Я попала в тупиковый коридор. В конце стоял стул. Одна сторона коридора была стеклянная. Я доплелась до стула и грохнулась на него, умильно улыбаясь не поймешь чему. Если бы я вдыхала, а не выдыхала в момент брызгания, я бы, наверное, вообще уснула бы сразу. Но видимо в легкие попала ничтожная часть наркотика, и поэтому я держалась.
За стеклянной стеной я разглядела роскошный кабинет. Сам Баранович сидел в глубине, улыбаясь еще глупее, чем я.
Коварная секретарша, оказавшаяся у него за спиной, подкатила его кресло прямо к стеклу.

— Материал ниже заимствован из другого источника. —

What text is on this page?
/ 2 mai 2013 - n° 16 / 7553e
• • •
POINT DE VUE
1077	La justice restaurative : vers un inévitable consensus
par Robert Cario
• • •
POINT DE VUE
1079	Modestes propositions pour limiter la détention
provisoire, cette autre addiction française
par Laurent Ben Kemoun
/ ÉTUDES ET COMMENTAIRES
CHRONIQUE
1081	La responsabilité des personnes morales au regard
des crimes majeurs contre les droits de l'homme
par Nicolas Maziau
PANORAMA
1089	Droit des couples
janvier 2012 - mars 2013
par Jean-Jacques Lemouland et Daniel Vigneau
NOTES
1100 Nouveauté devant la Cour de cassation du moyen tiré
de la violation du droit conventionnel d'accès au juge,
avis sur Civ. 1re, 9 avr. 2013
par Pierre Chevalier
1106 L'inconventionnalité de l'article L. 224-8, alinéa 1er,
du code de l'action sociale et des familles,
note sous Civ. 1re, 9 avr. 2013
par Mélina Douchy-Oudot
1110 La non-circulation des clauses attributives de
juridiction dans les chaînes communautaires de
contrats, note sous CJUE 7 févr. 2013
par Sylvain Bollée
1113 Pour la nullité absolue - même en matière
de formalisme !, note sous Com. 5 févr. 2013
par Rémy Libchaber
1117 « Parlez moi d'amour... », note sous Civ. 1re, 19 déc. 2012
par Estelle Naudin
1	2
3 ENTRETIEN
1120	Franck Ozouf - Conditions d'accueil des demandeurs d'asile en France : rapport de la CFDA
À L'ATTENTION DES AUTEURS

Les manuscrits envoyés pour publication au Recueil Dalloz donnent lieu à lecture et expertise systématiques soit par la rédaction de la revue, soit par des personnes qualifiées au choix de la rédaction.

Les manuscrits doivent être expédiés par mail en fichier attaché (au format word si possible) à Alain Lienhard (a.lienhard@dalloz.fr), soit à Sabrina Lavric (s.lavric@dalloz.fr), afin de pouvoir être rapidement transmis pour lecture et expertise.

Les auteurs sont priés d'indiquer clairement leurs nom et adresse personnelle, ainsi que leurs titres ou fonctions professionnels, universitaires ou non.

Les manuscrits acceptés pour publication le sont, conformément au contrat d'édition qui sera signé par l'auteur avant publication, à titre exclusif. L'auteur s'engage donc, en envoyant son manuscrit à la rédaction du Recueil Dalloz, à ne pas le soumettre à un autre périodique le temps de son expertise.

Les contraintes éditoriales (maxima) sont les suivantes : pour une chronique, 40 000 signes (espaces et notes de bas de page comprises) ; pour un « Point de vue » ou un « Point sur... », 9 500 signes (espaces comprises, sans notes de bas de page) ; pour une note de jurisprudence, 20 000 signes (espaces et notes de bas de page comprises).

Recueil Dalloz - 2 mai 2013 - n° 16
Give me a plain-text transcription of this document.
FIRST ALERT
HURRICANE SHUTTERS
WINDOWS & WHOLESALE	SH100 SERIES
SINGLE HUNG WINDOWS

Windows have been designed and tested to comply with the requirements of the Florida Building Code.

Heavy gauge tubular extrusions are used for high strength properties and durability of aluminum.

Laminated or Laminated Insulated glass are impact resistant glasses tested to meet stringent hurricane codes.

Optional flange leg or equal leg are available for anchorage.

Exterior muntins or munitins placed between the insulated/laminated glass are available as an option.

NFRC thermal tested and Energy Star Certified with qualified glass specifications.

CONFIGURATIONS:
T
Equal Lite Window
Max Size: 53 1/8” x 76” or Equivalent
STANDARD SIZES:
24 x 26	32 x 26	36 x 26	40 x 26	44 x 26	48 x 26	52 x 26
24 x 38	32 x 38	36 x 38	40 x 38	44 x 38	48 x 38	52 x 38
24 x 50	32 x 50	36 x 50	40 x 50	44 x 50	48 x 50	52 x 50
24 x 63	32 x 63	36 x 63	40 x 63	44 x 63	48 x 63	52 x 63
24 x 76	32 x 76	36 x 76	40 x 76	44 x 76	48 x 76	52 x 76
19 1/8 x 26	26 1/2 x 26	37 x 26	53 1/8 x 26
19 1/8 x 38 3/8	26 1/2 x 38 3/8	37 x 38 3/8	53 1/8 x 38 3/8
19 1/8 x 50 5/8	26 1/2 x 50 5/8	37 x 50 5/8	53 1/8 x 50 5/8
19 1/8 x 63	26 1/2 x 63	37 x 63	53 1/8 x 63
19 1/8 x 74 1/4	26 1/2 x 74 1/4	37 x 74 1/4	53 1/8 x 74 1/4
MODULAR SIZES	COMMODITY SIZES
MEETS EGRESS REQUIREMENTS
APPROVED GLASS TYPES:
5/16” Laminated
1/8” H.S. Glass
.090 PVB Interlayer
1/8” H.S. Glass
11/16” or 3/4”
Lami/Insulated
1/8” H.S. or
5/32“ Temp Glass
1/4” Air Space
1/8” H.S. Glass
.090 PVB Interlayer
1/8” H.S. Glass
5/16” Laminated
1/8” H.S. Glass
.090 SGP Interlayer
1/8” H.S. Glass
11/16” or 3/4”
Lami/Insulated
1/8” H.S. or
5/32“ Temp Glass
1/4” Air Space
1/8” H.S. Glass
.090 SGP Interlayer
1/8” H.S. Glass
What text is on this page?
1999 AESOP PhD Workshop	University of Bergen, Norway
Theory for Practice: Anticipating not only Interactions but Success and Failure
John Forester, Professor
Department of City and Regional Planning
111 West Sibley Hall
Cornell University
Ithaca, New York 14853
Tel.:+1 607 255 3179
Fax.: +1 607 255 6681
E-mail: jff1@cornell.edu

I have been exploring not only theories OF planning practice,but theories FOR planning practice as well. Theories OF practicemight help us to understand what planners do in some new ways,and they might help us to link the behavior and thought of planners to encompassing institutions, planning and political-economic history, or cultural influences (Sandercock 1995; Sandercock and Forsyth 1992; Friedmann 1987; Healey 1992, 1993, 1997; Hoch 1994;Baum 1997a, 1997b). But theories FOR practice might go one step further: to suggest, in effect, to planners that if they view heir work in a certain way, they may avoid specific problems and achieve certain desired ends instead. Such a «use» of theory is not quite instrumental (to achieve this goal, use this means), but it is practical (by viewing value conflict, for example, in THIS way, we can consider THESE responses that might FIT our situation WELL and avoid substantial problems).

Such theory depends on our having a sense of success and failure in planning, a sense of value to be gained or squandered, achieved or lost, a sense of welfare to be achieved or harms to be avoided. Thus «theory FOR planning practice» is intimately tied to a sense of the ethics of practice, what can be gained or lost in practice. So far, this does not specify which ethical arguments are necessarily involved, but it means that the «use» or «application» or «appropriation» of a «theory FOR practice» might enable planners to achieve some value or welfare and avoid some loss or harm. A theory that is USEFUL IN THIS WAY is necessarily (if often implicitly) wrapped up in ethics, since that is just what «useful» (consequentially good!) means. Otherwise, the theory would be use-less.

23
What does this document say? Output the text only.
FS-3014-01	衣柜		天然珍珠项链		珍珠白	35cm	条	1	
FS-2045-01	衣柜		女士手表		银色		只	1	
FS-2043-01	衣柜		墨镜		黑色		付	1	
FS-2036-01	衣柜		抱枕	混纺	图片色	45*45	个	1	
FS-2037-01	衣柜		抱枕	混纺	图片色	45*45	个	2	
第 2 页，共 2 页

– Пуленепробиваемое, – сказала она мне зачем-то.
Слышимость была отличная. Она ушла вглубь кабинета, затем ее шаги раздались сзади, из ее кабинета.
– 20 минут. И помните, милочка, дверь не закрыта. Я все слышу.
Я совершенно забыла, что хотела спросить. Мне было абсолютно все равно. Барановичу судя по всему тоже было абсолютно все равно, что отвечать. Мы некоторое время сидели напротив друг друга. С уголка его губ стекала слюна. Я стала суетливо вытирать запястьем свой собственный рот – видимо, все-таки не все равно мне было, течет ли слюна у меня тоже.
Вдруг Баранович подмигнул мне, приставил палец к губам и указал куда-то на стену.